Estela marcó el número y, en cuanto la llamada se conectó, su madrastra Romina lanzó un grito desgarrador desde el otro lado.

—¡Estela, ¿qué hiciste ahora?!

De inmediato, a Romina le llegó un mensaje. Furiosa, levantó la mano, lista para soltarle una bofetada a Estela.

—¿Quién te dijo que mi hija se metió con su cuñado? ¿Qué te pasa, qué clase de porquería andas diciendo? ¡Por tu culpa, Bea está así y todavía tienes el descaro de inventar esas cosas sobre ella! Malagradecida, ahora sí vas a ver—. Romina se abalanzó, fuera de sí.

Estela soltó una risa cargada de ironía. Romina no perdía oportunidad para insultarla, y pensar que antes había aguantado tanto solo por Fernando.

Esta vez, Estela detuvo la mano de Romina con firmeza y, sin titubear, le devolvió la bofetada, el sonido rebotó en la sala.

—¿Ya no aguantas que te digan un par de cosas? Todo lo que tú y Beatriz comen y usan sale de la herencia de mi mamá. ¿Quién te dio derecho a venir a gritarme aquí?

Al escuchar la palabra “herencia”, a Romina se le olvidó el ardor de la mejilla y su enojo se transformó en pánico.
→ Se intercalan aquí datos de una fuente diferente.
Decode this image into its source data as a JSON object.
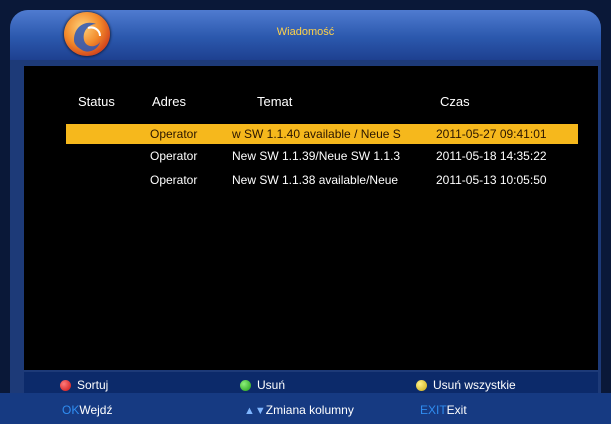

—¡Estela, ¿qué piensas hacer?! Para que puedas reclamar la herencia tienes que casarte con los Cuevas, Fer ya no te quiere, esa herencia es nuestra—. Romina chilló, aferrándose a su última carta.

Estela frunció el ceño. Esa sí era una bronca.

Según el testamento de su madre, la herencia solo le pertenecería por completo si se casaba con alguien de los Cuevas...

Romina, al ver la duda en la cara de Estela, se llenó de valor y escupió con una mueca torcida:

—Si te arrodillas y me suplicas, capaz que hasta te ayudo...

—La familia Cuevas no solo tiene a Fernando—. Estela la interrumpió, su mirada se afiló como navaja.

En ese momento, no muy lejos, el perfil de un hombre llamó la atención de Estela. Era de esos que no se olvidan: mirada intensa, postura elegante. Lo había visto en alguna reunión de la familia Cuevas, uno de los menores, Sebastián. Joven, exitoso y, sobre todo, soltero.

Una idea alocada le cruzó la mente, y sus ojos brillaron con picardía.

—Señora Peña, esto apenas comienza—. Estela soltó, dándose media vuelta.

...

Sebastián presenció toda la escena desde la distancia y, sin mucho interés, apartó la mirada.

—Lleven a la señorita Benítez a su casa—ordenó.

Uno de los guardaespaldas escoltó a la mujer que había perdido el control, mientras el asistente de Sebastián, nervioso, intentó convencerlo:

—Señor, la abuelita fue muy clara, hoy tiene que casarse sí o sí. Y la señorita Benítez...

—Señorita Miranda, ¿me está proponiendo matrimonio a un desconocido?

Detrás de sus lentes dorados, la mirada de Sebastián parecía de cristal, imposible de descifrar.

Sentirse observada por alguien así intimidaría a cualquiera, pero Estela respiró hondo y se mantuvo firme.

—¿Y eso qué? Hay personas que apenas se conocen y saben que estarán juntas toda la vida, y otras que aunque duren diez años, nunca dejan de ser basura.

Sebastián curvó los labios en una sonrisa intrigada.

—Hay muchas chicas de sociedad que quieren casarse conmigo, señorita Miranda. ¿Por qué debería elegirla a usted?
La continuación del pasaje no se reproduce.